You can breathe staphylococcus aureus into your lungs. What can you do to prevent spreading the bacteria? Always wash your hands before and after inserting your dentures. Take time to thoroughly clean your dentures to lessen the risk of Staphylococcus aureus infections. Dentists recommend brushing your false teeth daily with a stiff brush containing soap and water.
Lactobacillus transforms sugar to lactic acid. It can help reduce the negative effects of Streptococcus mutans. It grabs onto the bad bacteria, forming a chunk and making it difficult for the bad bacteria to deteriorate your tooth enamel.

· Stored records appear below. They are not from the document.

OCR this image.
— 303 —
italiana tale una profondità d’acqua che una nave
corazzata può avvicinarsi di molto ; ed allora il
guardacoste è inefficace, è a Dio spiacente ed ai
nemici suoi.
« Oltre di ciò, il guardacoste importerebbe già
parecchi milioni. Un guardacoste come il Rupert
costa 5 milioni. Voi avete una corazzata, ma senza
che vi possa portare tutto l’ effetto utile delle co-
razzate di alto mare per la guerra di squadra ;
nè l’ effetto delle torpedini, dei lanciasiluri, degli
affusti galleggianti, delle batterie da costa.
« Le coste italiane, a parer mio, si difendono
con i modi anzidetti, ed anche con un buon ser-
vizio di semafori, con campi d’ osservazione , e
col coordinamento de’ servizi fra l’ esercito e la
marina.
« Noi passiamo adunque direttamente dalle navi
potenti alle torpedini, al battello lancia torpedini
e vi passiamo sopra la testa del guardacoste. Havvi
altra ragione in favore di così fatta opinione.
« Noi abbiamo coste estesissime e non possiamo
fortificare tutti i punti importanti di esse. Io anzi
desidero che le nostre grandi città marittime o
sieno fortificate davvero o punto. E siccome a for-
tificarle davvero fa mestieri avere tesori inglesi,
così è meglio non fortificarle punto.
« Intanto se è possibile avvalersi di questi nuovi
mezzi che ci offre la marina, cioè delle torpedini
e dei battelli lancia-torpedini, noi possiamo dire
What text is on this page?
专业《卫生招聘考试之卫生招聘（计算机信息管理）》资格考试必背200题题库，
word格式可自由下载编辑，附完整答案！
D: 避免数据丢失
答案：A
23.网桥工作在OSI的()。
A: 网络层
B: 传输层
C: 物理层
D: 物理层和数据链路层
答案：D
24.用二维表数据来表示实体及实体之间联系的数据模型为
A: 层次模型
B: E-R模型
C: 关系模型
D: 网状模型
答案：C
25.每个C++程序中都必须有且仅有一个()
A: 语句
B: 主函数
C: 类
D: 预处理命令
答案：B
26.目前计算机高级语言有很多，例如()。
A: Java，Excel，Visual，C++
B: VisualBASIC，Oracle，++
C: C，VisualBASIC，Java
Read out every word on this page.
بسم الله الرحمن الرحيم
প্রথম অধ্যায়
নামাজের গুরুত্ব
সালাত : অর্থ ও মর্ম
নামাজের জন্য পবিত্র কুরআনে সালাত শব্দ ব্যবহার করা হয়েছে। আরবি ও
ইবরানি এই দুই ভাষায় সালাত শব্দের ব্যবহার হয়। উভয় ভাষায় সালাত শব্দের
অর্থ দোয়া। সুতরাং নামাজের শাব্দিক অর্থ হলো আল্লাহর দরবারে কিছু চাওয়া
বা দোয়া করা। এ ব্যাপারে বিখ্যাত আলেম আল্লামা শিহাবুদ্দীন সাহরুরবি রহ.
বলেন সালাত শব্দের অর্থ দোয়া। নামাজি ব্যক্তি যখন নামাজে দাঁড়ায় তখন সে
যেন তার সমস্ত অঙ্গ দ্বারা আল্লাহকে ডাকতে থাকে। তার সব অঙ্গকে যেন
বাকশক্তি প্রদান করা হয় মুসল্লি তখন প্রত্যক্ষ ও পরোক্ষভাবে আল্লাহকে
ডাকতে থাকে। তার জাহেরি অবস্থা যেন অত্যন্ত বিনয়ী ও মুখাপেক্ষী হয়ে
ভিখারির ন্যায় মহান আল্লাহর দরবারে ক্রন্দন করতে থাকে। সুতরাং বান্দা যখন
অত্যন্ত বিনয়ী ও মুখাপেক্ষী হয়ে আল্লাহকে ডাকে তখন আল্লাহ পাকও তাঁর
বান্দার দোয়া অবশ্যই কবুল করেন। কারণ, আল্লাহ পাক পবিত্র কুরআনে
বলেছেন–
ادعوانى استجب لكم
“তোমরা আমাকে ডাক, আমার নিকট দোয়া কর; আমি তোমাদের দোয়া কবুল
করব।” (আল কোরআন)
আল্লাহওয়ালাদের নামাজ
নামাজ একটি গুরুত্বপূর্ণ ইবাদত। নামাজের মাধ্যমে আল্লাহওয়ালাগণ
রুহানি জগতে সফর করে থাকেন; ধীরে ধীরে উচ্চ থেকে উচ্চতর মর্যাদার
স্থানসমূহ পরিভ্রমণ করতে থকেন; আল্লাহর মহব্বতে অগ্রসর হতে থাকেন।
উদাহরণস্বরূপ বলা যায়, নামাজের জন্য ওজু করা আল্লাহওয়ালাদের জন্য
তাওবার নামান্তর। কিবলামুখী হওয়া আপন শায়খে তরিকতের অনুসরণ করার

Lactobacillus occurs in food sources such as yogourt. It can give some relief to stomach aches, skin disorders and other minor issues. It’s nice to know that not all bacteria lurking in your mouth is bad.
4. E. Coli
E. Coli is present in everyone’s colon, helping you keep your digestive tract working and healthy. Some variants of Escherichia coli produce a poison causing intestinal infections, urinary tract infection, kidney failure and blood poisoning. Your oral cavity is at risk of infection from this bacteria commonly transmitted from hand to mouth.
How is E. Coli spread?
Escherichia coli spreads through ingestion of undercooked, unpasteurized or contaminated raw foods. It can also spread through oral contact. Your hands come in contact with multiple items daily and often end up in your mouth. The transfer of germs from your hands spreads to your body. Contact with infected stool, swallowing contaminated water or contact with infected pets and animals can lead to E. Coli infection.
Your dentist is a source of knowledge to keep your teeth healthy. Visiting a dentist is about more than looking for oral issues. A dental exam can result in finding nasty bacteria that contribute to unhealthy teeth. It is important to get checked regularly to avoid health problems.